Ada brings to Wonderland her own imperfect apprehension of cause and effect as she embarks on an odyssey to find Alice and see her safely home from this surreal world below the world. If Euridyce can ever be returned to the arms of Orpheus, or Lazarus can be raised from the tomb, perhaps Alice can be returned to life. Either way, everything that happens next is After Alice.
Rating: 2/5
Yes, this book was whimsical and quite creative and all over the place, but I found myself entirely disenchanted with it. And I know the original Alice books were also whimsical and creative and all over the place – the last time I read them was over 15 years ago – so either my tastes have changed over the years, or this book followed the formula but was simply missing the catalyst that made Lewis Carroll’s prose so magical. Looking at other reviews, I’m inclined to believe the latter.
And I think I know why – the original Alice tale’s had one perspective, while this book was told from around four or five different perspectives – which can lead to a very disjointed reading experience when the world building is trying to be quirky and topsy-turvy.
Unfortunately, I didn’t particularly care for any of the characters. And frankly, I was bored, which is not what I was hoping for in a book with such a promising blurb. Furthermore, the racist (Victorian? I don’t know my era’s) attitudes of the time towards the one black child, rescued from slavers and brought across to the UK, were quite off-putting.

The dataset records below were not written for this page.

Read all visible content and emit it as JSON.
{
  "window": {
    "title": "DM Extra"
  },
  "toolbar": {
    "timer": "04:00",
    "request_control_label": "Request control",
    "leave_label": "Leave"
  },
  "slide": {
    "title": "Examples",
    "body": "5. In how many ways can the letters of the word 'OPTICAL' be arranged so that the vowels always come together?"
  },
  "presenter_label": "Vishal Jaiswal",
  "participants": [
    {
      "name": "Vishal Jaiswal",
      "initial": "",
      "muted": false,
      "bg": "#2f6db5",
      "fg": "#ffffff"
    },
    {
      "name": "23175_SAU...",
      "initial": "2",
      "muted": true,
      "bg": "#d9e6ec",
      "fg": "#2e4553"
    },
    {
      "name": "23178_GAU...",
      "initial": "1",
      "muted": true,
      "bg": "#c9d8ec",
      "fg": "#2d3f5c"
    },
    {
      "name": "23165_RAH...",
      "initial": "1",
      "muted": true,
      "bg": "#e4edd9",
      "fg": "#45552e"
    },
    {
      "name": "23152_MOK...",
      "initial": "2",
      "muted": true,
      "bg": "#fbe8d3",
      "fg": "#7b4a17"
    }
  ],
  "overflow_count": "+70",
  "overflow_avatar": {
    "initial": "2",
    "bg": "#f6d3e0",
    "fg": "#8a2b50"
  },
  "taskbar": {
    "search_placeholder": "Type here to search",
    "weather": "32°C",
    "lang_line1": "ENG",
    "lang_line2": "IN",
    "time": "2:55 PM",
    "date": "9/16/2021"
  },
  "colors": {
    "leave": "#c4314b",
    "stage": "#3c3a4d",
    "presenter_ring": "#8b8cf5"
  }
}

I appreciated some of the humour – the author can certainly riddle a phrase inside out – but that was sadly the only positive for me.
“We don’t know whether we’re coming or going. It’s supposed to be charming, but it makes out professional appearances alarmingly impromptu.”
***
ARC received from Edelweiss in exchange for an honest review. Quotes taken from uncorrected proof and may differ from final publication.
Oh too bad…I have this for review as well, so now I wonder what I’ll think of it. I think retellings of Alice can be tricky.